Quando conto a minha história a alguém que atravessa problemas semelhantes aos que já passei, a mensagem é de urgência e de esperança -- há solução, mas a doença não espera. Então de certa forma, acho que sou a pessoa certa no lugar certo na hora certa. Não sei quanto tempo vou estar lá (meu trabalho é um stress só por outros motivos), mas enquanto estiver quero ter a consciência tranqüila de que estou dando o melhor de mim.
Meu conselho àqueles que jovens ou nem tanto passam por situação semelhante é dizer a verdade sempre. Há coisas na vida que são imutáveis e marcas que vamos levar conosco para sempre. Não vale a pena se perguntar se isto é bom ou ruim. É o que é.
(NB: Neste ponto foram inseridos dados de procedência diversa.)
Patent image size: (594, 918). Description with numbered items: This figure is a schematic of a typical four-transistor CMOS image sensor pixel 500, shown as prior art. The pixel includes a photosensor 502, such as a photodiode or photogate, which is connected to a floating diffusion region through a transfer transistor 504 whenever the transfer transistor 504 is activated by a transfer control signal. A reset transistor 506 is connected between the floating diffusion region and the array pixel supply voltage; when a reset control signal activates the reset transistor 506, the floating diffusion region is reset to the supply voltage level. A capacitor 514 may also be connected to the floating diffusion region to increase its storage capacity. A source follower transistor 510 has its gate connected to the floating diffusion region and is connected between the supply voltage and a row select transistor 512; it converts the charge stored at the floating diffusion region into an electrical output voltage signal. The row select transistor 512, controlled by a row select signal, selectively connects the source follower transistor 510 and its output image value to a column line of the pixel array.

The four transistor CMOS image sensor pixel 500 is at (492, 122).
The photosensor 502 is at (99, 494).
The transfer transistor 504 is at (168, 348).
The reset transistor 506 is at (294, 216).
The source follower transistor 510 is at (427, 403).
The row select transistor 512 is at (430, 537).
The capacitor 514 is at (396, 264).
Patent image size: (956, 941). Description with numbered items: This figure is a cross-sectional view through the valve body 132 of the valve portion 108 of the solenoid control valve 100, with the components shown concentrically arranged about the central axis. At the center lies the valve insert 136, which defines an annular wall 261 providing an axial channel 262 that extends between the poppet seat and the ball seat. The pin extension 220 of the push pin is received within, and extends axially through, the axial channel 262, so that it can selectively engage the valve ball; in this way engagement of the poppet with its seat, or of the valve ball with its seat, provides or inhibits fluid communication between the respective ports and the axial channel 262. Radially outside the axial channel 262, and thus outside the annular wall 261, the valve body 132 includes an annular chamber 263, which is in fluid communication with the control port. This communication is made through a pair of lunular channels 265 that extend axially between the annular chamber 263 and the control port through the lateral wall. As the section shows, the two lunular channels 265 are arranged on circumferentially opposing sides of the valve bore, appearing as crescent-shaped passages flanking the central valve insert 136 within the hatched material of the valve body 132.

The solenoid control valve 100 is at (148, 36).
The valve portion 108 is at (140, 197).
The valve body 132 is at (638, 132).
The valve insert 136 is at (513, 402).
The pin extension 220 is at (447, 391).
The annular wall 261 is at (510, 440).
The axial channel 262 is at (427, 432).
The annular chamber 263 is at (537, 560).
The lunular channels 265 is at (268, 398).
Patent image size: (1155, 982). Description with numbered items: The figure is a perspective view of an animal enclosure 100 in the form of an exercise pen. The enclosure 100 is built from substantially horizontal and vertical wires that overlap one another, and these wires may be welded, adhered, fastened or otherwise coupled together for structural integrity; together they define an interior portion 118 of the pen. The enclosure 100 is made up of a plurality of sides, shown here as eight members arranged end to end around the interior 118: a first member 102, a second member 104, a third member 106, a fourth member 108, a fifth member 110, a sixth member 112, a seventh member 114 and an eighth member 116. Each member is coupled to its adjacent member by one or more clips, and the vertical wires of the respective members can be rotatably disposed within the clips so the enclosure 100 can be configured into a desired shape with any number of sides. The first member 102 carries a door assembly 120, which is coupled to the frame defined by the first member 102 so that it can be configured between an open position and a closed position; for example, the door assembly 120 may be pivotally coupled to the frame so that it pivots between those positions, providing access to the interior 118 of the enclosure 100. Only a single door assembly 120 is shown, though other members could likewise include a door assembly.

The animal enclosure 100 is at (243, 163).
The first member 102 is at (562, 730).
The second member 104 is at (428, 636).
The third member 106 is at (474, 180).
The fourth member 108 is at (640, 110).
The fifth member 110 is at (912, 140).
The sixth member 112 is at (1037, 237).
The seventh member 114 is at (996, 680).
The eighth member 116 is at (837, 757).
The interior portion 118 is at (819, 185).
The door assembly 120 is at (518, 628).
Acho que por mais dolorosa que tenha sido a minha experiência, ela faz parte de mim e me faz ser quem eu sou. Não quero ser vista como a menina doentinha ou como heroína, só quero que me respeitem como sou. E não é pedir demais. A grande maioria dos mortais vai entender isto perfeitamente.
A doença ficou no passado, mas as lições vou levar comigo para sempre. E isto é bom, muito bom.